瞬間、ブロリーの姿は忽然と消え、気が付けば次元獣の群れは瞬く間に吹き飛んで往くのだった。
◇
「リボンズ、私は……夢でも見ているのか?」
アレハンドロの呟きは、従者であり秘書であるリボンズの耳には届かず、虚しく空へと消えていった。
答えられないのも無理はない。ここにいる誰もが信じられない光景を現在進行形で目にしているのだから。
空へとカチ上げた次元獣達を直接殴り付け、他の次元獣の放った尾での一撃を難なく受け止めると、今度はそれを掴み取って振り回すのだ。
災害、或いは災厄の類である次元獣を一方的に蹂躙していく。
それが、最新技術で造られた機動兵器ではなく、たった一人の人間がだ。
いや、あれは本当に人間なのか?
空を飛び、自分よりも遥かに巨大な躯の次元獣を玩具の如く振り回し、破壊していくその光景に。

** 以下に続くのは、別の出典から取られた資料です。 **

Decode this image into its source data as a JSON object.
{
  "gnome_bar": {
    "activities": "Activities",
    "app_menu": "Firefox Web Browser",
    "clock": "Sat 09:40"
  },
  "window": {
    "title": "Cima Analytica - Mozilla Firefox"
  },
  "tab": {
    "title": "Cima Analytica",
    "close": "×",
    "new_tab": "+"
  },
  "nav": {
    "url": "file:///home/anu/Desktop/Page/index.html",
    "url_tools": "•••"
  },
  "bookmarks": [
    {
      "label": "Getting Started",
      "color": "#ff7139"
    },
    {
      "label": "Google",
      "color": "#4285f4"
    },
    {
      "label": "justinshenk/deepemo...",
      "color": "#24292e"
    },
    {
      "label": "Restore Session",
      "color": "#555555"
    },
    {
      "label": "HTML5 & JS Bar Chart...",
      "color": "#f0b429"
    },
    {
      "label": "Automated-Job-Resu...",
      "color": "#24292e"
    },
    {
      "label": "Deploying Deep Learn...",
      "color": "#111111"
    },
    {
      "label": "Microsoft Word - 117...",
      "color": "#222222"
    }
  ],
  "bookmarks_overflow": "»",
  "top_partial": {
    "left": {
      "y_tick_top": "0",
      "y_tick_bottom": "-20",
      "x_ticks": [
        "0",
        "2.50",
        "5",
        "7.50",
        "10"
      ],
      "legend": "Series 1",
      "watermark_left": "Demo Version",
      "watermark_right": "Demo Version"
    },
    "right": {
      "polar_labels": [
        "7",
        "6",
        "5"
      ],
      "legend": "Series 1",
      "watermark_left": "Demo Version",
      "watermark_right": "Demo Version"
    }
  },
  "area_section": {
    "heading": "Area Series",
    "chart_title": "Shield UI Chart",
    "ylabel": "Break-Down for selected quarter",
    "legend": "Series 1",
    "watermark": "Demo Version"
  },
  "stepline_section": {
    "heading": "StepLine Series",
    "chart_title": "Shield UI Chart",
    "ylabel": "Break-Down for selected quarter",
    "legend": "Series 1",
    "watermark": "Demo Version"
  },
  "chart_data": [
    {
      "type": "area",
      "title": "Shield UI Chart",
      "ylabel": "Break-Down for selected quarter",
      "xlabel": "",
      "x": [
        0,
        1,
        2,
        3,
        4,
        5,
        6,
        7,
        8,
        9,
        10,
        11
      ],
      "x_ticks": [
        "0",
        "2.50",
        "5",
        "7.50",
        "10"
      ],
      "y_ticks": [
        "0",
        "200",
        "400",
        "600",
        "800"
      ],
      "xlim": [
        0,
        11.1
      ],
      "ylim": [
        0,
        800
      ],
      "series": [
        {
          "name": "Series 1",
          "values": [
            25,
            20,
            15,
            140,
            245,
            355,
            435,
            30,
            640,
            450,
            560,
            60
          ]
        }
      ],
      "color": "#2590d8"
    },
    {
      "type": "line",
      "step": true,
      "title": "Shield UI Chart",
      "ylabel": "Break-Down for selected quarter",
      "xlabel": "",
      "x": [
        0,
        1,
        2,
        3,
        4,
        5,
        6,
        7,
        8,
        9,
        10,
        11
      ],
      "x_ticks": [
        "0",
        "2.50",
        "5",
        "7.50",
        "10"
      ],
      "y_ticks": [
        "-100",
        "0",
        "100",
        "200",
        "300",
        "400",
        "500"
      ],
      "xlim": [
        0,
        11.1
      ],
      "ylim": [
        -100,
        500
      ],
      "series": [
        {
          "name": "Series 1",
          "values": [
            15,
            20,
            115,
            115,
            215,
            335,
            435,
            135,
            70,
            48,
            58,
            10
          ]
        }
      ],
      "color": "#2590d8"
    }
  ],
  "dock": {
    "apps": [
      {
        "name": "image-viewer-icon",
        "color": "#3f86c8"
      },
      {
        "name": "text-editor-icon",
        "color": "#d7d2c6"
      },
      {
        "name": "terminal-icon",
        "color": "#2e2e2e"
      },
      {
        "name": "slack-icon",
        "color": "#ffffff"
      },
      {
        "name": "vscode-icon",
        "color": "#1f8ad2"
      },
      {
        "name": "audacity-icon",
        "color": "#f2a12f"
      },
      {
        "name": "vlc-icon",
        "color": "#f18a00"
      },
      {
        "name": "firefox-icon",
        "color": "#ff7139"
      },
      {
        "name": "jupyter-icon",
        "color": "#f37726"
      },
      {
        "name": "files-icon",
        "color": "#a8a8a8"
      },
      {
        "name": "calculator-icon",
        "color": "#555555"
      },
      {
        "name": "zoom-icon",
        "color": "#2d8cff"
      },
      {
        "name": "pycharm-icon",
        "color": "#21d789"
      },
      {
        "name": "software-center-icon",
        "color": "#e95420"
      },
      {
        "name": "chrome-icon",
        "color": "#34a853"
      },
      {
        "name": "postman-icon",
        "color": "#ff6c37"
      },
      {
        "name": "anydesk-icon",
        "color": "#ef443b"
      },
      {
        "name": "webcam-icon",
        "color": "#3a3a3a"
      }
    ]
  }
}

やがて、最後の一匹もブロリーの放った碧色の閃光に呑み込まれ消滅していく。
(あれ? あの光、報告にあった奴と一緒じゃね?)
そんな理解を超えた光景を前に、アレハンドロの思考がおかしくなるのも仕方のない事である。
空中に佇みながら振り返るブロリーに、リボンズは幻視する。
その昔、気紛れで助けた一人のゲリラ兵の少年の瞳を。
今の自分は、きっとあの時の少年と同じ目をしているに違いない。
対するシオニーもまた確信する。
この男の力は間違いなく世界と渡り合える力であると。
同時に恐怖する。自分は、とんでもない存在を見つけてしまったのではないかと。
後悔、懺悔、時既に遅し。
世界よ、刮目せよ。
シオニーは混乱した。
リボンズはたじろいだ。
アレハンドロはSAN置が下がった。